Project aims to grow muscle tissue for wounded soldiers

DARPA has awarded researchers $22m to develop ‘smart’ technology that combines artificial intelligence, bioelectronics and regenerative medicine to regrow muscle tissue for wounded soldiers.

Regrow muscle
Image courtesy of the University of Pittsburgh School of Medicine

Led by researchers at the University of Pittsburgh, the team will spend the next four years working on REPAIR, an acronym made from REgenerative electronic Patch through Advanced Intelligent Regulation. The project includes researchers from Carnegie Mellon University, Northwestern University, the University of Vermont, the University of Wisconsin, the Walter Reed National Military Medical Center in Maryland, and neuroengineers and bioengineers at Rice University in Texas.

Digital bandage treats chronic wounds

According to Rice, few treatment options exist when trauma destroys over 20 per cent of a muscle. Such large wounds, which are common in recent military conflicts, overwhelm the body’s natural capacity to regenerate muscle tissue. Instead, a stiff scar forms in place of the missing muscle, which can lead to significant disability.

“With these severe injuries it’s been drilled into us through all of our training that functional muscle replacement is not possible,” said grant principal investigator Dr Stephen Badylak, a professor of surgery at the University of Pittsburgh School of Medicine and deputy director of Pitt’s McGowan Institute for Regenerative Medicine. “The sort of technology we’re developing offers hope where there otherwise would have been no hope.”

Badylak envisions creating a device that would change the environment inside larger wounds to help them heal the way smaller wounds do naturally.

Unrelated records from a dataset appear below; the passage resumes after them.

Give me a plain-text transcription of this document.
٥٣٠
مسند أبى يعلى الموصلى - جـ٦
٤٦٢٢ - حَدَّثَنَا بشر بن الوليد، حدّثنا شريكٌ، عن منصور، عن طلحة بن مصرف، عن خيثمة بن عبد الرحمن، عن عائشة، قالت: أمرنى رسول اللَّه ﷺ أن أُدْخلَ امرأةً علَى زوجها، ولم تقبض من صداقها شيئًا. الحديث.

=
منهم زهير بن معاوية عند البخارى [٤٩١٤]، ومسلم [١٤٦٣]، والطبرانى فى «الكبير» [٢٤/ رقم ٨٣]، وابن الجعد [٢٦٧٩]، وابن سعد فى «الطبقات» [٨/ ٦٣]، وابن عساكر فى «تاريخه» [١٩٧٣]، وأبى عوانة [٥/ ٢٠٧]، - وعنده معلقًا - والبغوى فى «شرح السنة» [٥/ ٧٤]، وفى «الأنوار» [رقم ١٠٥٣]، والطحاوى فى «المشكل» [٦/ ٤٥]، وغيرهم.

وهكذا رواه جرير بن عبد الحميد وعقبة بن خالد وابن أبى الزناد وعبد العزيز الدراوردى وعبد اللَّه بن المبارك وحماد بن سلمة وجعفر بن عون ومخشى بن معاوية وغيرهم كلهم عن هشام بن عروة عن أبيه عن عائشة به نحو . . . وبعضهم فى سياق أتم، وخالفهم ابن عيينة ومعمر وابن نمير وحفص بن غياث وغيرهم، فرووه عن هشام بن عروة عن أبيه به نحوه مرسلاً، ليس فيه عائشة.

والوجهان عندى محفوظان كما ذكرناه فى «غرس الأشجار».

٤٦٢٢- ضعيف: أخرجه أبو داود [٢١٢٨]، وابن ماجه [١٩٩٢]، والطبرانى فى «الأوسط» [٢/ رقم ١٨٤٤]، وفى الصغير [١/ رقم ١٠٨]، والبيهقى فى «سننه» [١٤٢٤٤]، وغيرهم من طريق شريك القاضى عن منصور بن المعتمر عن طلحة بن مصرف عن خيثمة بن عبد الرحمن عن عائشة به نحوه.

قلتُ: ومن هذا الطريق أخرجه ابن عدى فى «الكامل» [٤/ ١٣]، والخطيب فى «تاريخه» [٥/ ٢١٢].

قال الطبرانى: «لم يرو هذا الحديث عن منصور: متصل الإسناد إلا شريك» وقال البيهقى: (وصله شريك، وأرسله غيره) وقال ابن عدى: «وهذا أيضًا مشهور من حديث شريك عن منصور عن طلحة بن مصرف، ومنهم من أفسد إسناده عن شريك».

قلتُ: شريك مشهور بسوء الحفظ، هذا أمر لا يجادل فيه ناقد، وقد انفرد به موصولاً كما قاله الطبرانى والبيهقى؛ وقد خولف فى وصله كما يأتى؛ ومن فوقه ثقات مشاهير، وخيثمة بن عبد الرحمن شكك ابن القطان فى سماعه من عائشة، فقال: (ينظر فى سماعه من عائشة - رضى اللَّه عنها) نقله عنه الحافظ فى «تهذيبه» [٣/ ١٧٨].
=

Smaller, self-healing wounds typically switch from inflammatory to anti-inflammatory conditions a couple of weeks after the initial injury. Badylak and colleagues imagine inducing larger wounds into anti-inflammatory mode three or four days after an injury, and again a few days later, repeating the cycle until the muscle rebuilds itself.

All of that would be accomplished by REPAIR, a smart device implanted inside the wound. REPAIR will monitor key molecular signals at each stage of healing — from the first hours after injury to the days and weeks that follow — and deliver specific molecules at specific times under the direction of artificial intelligence.

Regrow muscle

Rice will help create bioelectronics for sensing and stimulating biochemical and biophysical factors that regulate wound healing, said lead Rice co-PI Jacob Robinson.

Rice co-PI Ashok Veeraraghavan will lead efforts to create imaging technologies to measure blood flow and vascularisation. Robinson’s team will help with the photonic integration of the imaging technology and develop flexible photonic devices that will be integrated into the intelligent bandage to monitor temperature and biochemical factors in the wound bed.

The first two years of the project will involve developing the device. The next two years will reportedly involve close collaboration with surgeons at Walter Reed, who treat patients with major muscle loss, to refine the design so it’s suitable for clinical use.

The researchers will work with industry partners and the US Food and Drug Administration to identify and clear regulatory hurdles that might slow down clinical translation.

“We’re developing the science and the device in mostly an academic setting,” Badylak said in a statement. “If that’s done without consideration of regulatory and industry requirements, patients would never see it because it would remain buried in institutions with no clear path for clinical translation.”

The REPAIR project to regrow muscle is funded through DARPA’s Bioelectronics for Tissue Regeneration program.